The other hole in Knight's pipedream promises is that there is no way to "bar access" to enough of the tens of thousands of kilometres of roads and trails and cutlines that criss-cross western and northern Alberta. It just can't be done. When the U.S. government started its grizzly bear recovery program, it tried to do just what Mr. Knight wished he could do. But they couldn't. It just cost too much money to put armed guards at the entrance to every road 24 hours a day, seven days a week. So they just removed the roads and didn't build any more.

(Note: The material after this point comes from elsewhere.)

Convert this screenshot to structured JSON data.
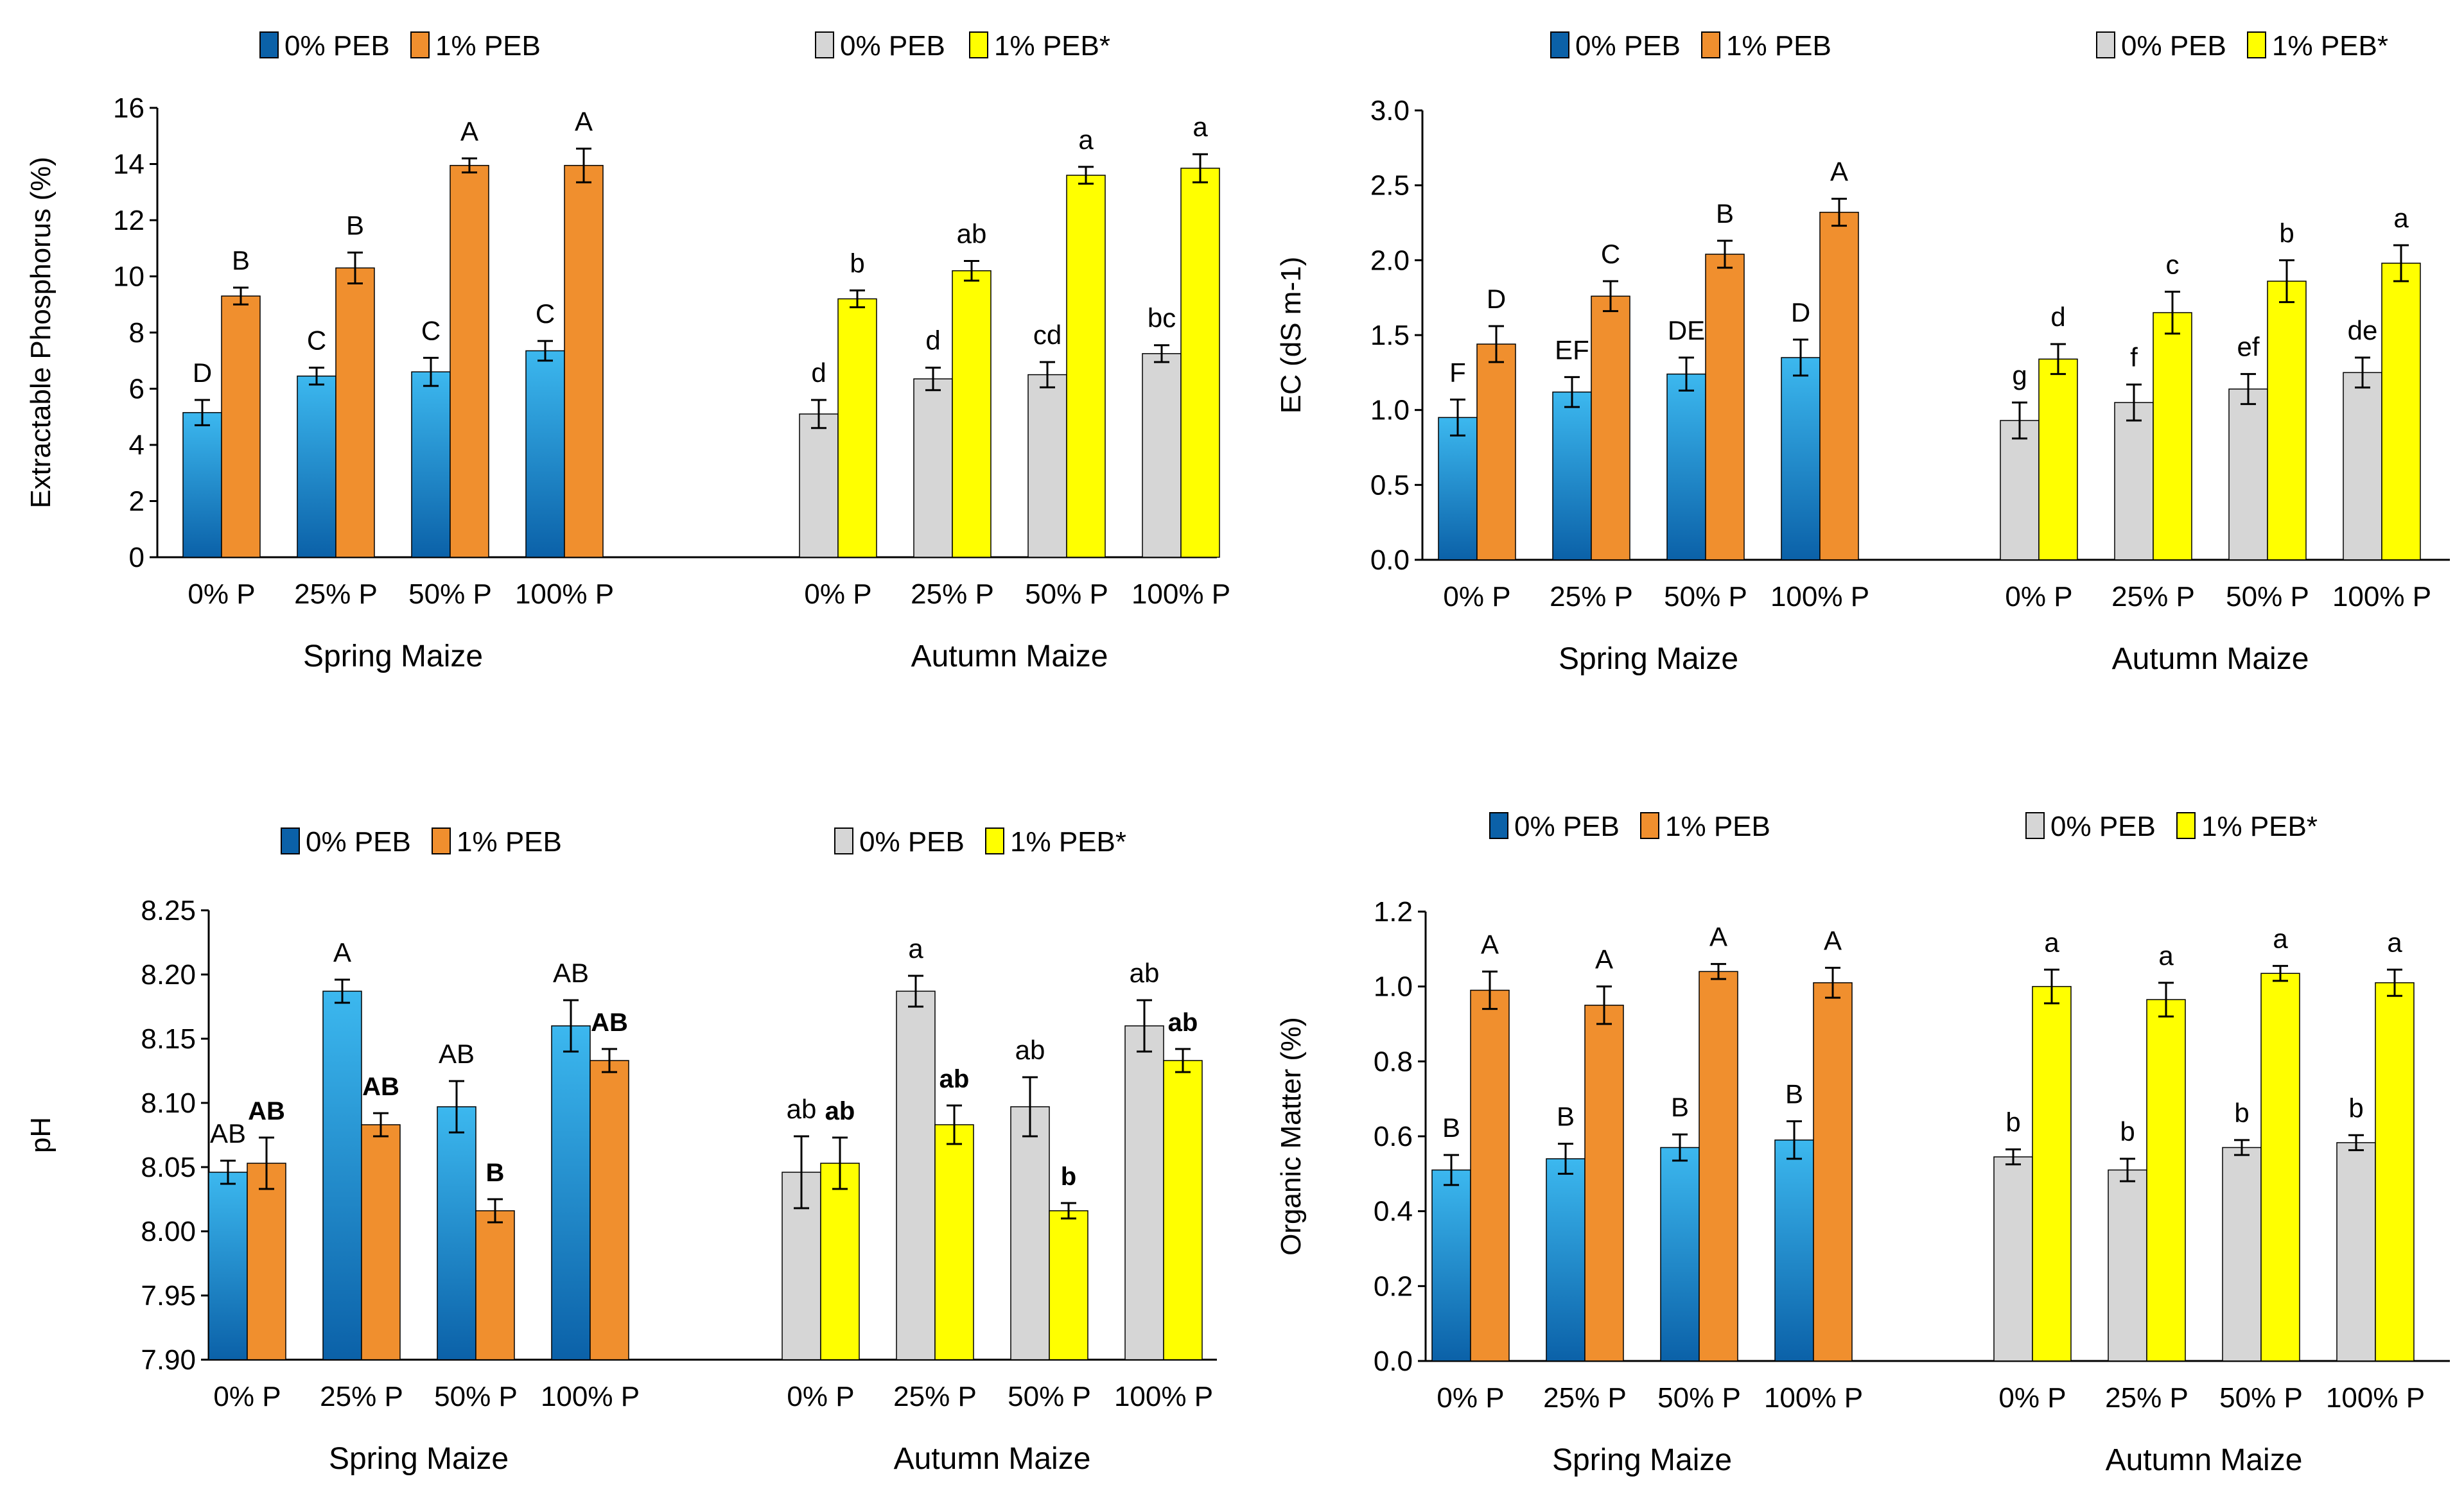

Our American neighbours invented what used to be everywhere and called them "roadless areas." That's right Mr. Knight: other politicians, with the same pressures to provide ordinary people with jobs and rich people with more of what they already have too much of, choose to make sure a good deal of the land they oversee has NO ROADS. Why, just today, The Denver Post wrote an editorial supporting a government plan to keep 4.2 million acres of public land free of roads. That's 17,000 square kilometres, Mel, the size of Banff and Jasper national parks combined. In a state roughly one-third the size of Alberta. Closer to home, Montana has more than 20,000 square kilometres of roadless areas.

They do this because they know that it is unhealthy and unwise to road, timber, drill, mine and otherwise make a mess of every square inch of your backyard. If you do, wildlife populations disapper, water quality and quantity declines, and soil begins to fill your streams, destroying fisheries. Roadlesss areas help to protect all of these things, which Albertans have said over and over and over again that they value. And you and your people just ignore us and continue flushing it all down the toilet.

And now you want Alberta's grossly unfunded environmental groups to pay to clean up your mess? You've got to be kidding.

Let's make no bones about it: The Alberta Tories have made a huge mess and it will cost them millions of dollars every year from now until my daughter is an old woman to fix it.

The first thing they can do, of course, is stop building more roads in the first place, but as I pointed out in an earlier post, Mr. Knight's ministry is at this very moment allowing Foothills Forestry Products (and probably Weldwood too) to build an ecologically unsutainable network of roads in core grizzly bear habitat, even though Alberta's grizzly bear recovery plan stipulates that it's not allowed.

Once they've stopped building more roads, they can get out their wallets and start paying to clean up the mess they have made. Now that we're all in the business of telling other people how to spend their money, here's a few suggestions for No-Money Mel.
  1. Stop subsidizing the oil and gas industry to the tune of millions of dollars every year.
  2. Charge more royalties for the trees and oil and gas that you're giving away to the corporations that are destroying our forests and wetlands.
  3. And if that doesn't work, why don't you and your fellow MLAs, who are after all the ones calling the shots, just take it out of your pensions?

After all, it's your mess, and you're going to have to clean it up somehow. Got a piggy bank?